Turn the Page
January 23, 2019
In a year of big financial news, 2018 had a sleeper story that went largely unnoticed...
Rob Hajduch, Principal Credit Analyst
There was no shortage of topics to captivate the collective imagination of the financial press and its audience in 2018, including Brexit, trade wars, elevated capital markets volatility, the Federal Reserve's program of interest rate policy normalization and (naturally) the 10-year anniversary of the precipitous Lehman Brothers bankruptcy filing in September 2008. Somewhat surprisingly, an item of note (and hope) related to the latter two topics went largely unnoticed and unheralded. For the first time since 2006 - and for only the third time in the history of the FDIC - not a single bank in the U.S. system failed. Additionally, on December 6, 2018, the FDIC announced policy changes to streamline the charter application process.
The economic carnage that followed Lehman's collapse extended far beyond the Wall Street epicenter, with the broad banking system suffering failures on a wholesale level not experienced in decades. The FDIC failed 397 institutions from 2009 to 2011, with 2010 representing the nadir when 157 banks were shuttered. As bad as the post-Lehman period was for bank failures (not to minimize the trauma), it was not as terrible as the decade spanning 1982 - 1992, when 2,808 institutions failed.

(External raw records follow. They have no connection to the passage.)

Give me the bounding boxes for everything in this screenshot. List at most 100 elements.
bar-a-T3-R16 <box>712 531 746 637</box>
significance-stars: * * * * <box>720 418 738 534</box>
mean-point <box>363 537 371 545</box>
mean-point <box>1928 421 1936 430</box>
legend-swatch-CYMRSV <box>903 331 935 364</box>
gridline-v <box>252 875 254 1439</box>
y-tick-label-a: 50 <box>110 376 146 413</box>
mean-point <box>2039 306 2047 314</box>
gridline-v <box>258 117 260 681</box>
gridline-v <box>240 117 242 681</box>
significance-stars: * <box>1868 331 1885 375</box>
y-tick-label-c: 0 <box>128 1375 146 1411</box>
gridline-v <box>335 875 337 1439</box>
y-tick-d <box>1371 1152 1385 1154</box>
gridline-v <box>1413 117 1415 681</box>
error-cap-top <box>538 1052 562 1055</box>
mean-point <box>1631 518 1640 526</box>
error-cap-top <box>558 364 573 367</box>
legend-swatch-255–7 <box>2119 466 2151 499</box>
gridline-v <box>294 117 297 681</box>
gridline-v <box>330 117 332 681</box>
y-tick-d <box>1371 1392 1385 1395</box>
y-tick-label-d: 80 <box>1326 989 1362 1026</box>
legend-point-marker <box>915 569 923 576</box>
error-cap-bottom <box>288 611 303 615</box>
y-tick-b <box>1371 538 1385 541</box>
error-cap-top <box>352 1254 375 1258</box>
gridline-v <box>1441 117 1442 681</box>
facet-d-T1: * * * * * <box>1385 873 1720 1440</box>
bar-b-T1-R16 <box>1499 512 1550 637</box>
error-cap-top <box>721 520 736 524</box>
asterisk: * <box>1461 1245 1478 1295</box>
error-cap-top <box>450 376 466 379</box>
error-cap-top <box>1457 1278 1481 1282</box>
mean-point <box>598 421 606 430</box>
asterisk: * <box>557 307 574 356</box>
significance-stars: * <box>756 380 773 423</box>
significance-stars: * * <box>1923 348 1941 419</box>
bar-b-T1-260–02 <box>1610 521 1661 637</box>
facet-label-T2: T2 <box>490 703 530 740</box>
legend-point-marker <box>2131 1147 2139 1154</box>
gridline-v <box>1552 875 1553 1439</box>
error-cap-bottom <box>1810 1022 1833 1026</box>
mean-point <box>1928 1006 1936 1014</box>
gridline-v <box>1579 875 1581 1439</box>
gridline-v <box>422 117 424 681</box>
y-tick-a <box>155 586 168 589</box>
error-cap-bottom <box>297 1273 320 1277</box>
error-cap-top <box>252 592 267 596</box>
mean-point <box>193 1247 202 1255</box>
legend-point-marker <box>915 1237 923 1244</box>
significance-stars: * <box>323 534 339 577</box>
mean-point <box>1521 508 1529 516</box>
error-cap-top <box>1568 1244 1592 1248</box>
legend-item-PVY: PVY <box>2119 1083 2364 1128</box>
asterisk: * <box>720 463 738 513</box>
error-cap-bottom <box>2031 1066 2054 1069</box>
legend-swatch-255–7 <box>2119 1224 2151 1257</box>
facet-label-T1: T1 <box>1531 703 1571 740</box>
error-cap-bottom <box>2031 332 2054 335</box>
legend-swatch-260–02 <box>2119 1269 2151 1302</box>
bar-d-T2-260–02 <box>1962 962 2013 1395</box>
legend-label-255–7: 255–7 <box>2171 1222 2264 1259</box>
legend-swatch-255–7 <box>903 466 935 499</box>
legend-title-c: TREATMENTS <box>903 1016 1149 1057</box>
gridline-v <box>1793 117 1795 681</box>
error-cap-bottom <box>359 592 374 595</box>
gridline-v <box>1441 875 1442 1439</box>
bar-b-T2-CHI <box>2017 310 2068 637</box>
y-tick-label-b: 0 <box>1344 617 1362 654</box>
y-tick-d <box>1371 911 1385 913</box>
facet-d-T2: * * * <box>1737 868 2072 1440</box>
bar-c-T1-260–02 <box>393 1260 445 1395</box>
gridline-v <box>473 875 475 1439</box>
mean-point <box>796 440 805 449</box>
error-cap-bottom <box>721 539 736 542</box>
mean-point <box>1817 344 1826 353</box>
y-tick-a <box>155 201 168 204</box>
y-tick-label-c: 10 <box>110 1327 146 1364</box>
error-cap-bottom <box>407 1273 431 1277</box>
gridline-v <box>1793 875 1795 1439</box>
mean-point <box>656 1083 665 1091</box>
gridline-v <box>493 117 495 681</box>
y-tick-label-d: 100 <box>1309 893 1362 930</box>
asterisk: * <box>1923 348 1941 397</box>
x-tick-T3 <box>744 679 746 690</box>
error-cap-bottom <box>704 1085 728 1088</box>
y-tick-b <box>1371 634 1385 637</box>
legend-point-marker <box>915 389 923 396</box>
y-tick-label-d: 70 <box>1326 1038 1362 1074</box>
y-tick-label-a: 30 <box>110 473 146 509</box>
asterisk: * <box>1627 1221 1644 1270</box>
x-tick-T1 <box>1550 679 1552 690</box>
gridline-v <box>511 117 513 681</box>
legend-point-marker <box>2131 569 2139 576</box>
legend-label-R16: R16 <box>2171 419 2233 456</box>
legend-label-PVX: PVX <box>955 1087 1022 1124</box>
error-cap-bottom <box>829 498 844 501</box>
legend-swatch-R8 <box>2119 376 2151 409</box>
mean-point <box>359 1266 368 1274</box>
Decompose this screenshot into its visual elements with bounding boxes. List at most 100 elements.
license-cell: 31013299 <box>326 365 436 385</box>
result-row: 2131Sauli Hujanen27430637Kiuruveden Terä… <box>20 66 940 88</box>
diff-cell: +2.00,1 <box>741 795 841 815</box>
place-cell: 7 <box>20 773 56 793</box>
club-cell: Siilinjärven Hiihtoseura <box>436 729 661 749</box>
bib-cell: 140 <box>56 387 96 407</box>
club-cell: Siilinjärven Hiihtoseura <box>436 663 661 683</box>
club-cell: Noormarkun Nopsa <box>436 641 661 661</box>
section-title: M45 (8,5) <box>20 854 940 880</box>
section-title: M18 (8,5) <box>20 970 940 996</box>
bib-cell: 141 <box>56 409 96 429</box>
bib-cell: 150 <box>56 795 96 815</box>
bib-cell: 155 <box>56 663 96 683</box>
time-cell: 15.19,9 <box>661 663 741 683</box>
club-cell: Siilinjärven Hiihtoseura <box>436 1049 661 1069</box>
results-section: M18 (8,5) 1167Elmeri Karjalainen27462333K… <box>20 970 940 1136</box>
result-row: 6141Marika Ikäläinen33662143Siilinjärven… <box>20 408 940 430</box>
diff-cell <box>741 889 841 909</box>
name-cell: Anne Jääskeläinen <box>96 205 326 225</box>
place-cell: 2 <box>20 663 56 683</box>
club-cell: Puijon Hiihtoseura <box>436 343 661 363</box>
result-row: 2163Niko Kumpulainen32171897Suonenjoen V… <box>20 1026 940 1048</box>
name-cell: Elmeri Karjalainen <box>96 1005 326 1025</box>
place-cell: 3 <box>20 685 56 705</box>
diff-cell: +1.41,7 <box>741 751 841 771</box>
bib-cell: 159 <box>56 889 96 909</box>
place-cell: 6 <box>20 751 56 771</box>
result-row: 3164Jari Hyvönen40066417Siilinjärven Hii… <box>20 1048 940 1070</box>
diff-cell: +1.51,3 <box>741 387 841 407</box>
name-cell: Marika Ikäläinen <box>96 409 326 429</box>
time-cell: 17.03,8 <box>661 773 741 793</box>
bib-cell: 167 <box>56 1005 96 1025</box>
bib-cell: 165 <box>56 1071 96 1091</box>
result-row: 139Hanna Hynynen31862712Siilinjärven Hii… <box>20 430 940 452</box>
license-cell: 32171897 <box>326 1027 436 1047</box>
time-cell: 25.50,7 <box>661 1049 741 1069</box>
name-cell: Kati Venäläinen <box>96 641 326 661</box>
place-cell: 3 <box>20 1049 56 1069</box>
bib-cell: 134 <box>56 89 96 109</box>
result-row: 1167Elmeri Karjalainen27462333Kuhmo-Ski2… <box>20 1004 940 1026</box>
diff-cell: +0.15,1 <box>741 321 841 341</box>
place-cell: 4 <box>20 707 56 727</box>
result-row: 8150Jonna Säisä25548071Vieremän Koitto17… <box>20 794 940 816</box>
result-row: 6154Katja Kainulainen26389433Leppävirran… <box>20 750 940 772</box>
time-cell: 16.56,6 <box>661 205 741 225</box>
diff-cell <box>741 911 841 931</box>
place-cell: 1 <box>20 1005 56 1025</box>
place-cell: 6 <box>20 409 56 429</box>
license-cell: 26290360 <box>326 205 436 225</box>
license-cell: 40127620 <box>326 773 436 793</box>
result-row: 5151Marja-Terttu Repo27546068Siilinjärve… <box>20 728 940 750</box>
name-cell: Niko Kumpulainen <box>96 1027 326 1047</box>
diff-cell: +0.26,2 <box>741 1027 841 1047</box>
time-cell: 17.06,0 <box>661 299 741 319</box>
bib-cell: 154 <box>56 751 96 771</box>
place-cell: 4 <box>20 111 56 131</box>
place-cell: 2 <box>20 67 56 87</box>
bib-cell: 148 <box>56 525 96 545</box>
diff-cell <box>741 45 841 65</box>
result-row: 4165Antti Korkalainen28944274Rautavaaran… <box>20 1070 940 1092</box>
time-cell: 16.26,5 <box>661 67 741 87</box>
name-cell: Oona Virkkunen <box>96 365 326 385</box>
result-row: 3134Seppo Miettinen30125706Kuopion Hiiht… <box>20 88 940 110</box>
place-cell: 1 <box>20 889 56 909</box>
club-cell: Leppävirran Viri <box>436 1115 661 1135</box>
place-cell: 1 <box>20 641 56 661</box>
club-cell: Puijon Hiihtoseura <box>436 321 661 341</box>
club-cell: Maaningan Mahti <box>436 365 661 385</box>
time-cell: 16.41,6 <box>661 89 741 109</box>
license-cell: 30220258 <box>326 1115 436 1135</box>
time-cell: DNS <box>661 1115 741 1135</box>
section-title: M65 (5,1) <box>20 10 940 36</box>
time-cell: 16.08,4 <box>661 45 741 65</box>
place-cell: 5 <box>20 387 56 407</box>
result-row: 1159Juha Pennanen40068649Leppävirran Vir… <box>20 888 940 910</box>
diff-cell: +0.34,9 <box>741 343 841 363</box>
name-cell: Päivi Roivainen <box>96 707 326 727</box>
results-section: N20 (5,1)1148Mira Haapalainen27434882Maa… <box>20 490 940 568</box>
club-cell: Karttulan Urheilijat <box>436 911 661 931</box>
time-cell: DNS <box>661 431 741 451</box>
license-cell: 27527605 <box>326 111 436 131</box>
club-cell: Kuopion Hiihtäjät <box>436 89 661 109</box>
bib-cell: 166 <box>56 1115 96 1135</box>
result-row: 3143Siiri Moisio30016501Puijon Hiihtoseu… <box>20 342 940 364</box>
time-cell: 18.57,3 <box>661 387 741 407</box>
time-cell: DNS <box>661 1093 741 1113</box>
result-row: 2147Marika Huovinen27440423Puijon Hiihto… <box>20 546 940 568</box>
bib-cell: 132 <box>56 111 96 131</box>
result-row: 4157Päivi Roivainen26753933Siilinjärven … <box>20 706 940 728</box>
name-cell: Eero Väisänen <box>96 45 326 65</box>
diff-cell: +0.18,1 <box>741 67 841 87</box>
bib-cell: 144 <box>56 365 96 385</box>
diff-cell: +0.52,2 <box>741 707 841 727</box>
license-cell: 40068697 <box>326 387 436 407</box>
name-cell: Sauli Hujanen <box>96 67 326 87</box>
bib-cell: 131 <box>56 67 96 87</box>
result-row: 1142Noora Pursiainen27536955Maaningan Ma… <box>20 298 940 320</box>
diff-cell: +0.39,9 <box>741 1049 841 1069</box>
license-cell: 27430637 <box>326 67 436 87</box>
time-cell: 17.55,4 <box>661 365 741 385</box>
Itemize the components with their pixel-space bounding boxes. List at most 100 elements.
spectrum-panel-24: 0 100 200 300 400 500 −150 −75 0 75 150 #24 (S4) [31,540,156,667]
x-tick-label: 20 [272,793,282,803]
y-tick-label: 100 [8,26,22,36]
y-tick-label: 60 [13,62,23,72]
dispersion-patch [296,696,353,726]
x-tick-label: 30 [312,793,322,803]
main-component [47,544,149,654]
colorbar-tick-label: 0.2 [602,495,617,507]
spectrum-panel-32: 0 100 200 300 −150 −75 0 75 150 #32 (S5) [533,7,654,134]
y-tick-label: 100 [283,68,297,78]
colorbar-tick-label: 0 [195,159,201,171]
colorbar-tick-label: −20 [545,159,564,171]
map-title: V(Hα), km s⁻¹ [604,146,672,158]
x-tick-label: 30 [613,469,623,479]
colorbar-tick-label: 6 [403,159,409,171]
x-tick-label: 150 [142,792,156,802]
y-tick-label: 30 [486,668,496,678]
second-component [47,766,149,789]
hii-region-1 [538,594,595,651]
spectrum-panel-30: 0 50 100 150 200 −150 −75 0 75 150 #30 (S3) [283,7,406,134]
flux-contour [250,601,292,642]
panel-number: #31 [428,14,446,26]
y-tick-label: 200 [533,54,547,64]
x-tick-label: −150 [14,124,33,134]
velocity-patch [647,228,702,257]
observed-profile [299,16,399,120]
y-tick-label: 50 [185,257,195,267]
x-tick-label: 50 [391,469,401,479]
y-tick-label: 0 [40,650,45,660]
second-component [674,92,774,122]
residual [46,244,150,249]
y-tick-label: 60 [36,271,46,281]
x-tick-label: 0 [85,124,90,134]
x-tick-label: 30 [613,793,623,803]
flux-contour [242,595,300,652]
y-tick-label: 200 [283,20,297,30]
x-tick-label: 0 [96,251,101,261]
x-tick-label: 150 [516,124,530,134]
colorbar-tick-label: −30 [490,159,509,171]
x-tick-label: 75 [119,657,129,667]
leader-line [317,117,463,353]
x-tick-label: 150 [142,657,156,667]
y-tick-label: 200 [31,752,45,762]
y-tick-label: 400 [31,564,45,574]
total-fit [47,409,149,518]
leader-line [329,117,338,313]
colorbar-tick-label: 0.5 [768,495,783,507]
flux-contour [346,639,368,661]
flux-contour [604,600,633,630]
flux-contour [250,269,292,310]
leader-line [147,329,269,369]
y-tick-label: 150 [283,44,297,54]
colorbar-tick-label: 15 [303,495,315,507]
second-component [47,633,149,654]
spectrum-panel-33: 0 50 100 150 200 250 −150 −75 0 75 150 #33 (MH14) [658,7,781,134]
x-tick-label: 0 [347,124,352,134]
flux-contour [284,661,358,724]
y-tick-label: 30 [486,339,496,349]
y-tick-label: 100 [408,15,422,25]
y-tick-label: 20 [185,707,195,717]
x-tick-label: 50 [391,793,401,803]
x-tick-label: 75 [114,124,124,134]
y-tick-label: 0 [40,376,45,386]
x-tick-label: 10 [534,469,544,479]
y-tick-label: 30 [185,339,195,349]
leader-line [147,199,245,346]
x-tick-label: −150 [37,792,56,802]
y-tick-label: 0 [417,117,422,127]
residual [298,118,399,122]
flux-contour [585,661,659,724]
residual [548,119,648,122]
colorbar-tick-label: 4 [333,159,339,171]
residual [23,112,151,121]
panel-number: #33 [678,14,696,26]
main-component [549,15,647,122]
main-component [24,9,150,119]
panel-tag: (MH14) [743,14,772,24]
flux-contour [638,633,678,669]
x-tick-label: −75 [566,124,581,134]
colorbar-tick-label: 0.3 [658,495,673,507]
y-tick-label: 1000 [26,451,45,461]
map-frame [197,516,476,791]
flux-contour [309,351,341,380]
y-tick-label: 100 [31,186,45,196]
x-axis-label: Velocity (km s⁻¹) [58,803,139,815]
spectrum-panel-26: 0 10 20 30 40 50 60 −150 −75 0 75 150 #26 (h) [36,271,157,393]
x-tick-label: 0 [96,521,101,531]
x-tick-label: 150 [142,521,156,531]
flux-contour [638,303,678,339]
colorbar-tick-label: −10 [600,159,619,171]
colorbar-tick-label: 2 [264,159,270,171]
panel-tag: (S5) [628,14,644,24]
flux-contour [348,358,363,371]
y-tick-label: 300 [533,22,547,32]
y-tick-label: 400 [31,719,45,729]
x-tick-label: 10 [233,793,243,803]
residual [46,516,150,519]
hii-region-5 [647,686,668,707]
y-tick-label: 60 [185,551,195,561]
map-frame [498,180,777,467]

What truly distinguishes this most recent failure cycle from every other since the FDIC was created in 1933 is the lack of new de novo ¹ charters granted since 2010, when five new banks were chartered. In the subsequent period ended September 30, 2018, only 13 new charters were granted - and per S&P Global Market Intelligence, between 2009 and 2012 not a single application was even filed. By contrast, the standing record low year for de novo charters granted by the FDIC was 15 in 1942 and it granted 1,456 new charters between 1934 and the end of 1941.
Even as failures have tapered off against a stronger macro-economic picture, attrition has continued to shrink the number of chartered institutions supervised by the FDIC - from 8,012 at the end of 2009 to 5,477 at the end of the third quarter of 2018, for a net loss of 2,535 deposit taking banks in the system. Roughly 20% of the loss of operating banks is accounted for by failures since 2008, with the remainder primarily the result of plain vanilla M&A in an era of tighter regulation, weak economic growth and low interest rates. The FDIC's more constructive posture toward de novo bank creation represents both an attempt at addressing the long drought in charter extension, as well as a reinforcing signal that the 2008 crisis is, in fact, over. It seems it is officially time to turn the page.
Sources
Federal Deposit Insurance Corporation statistics (www.fdic.gov)
S&P Global Market Intelligence, FDIC Signals it is ‘open for business' with revamped de novo process, December 27, 2018.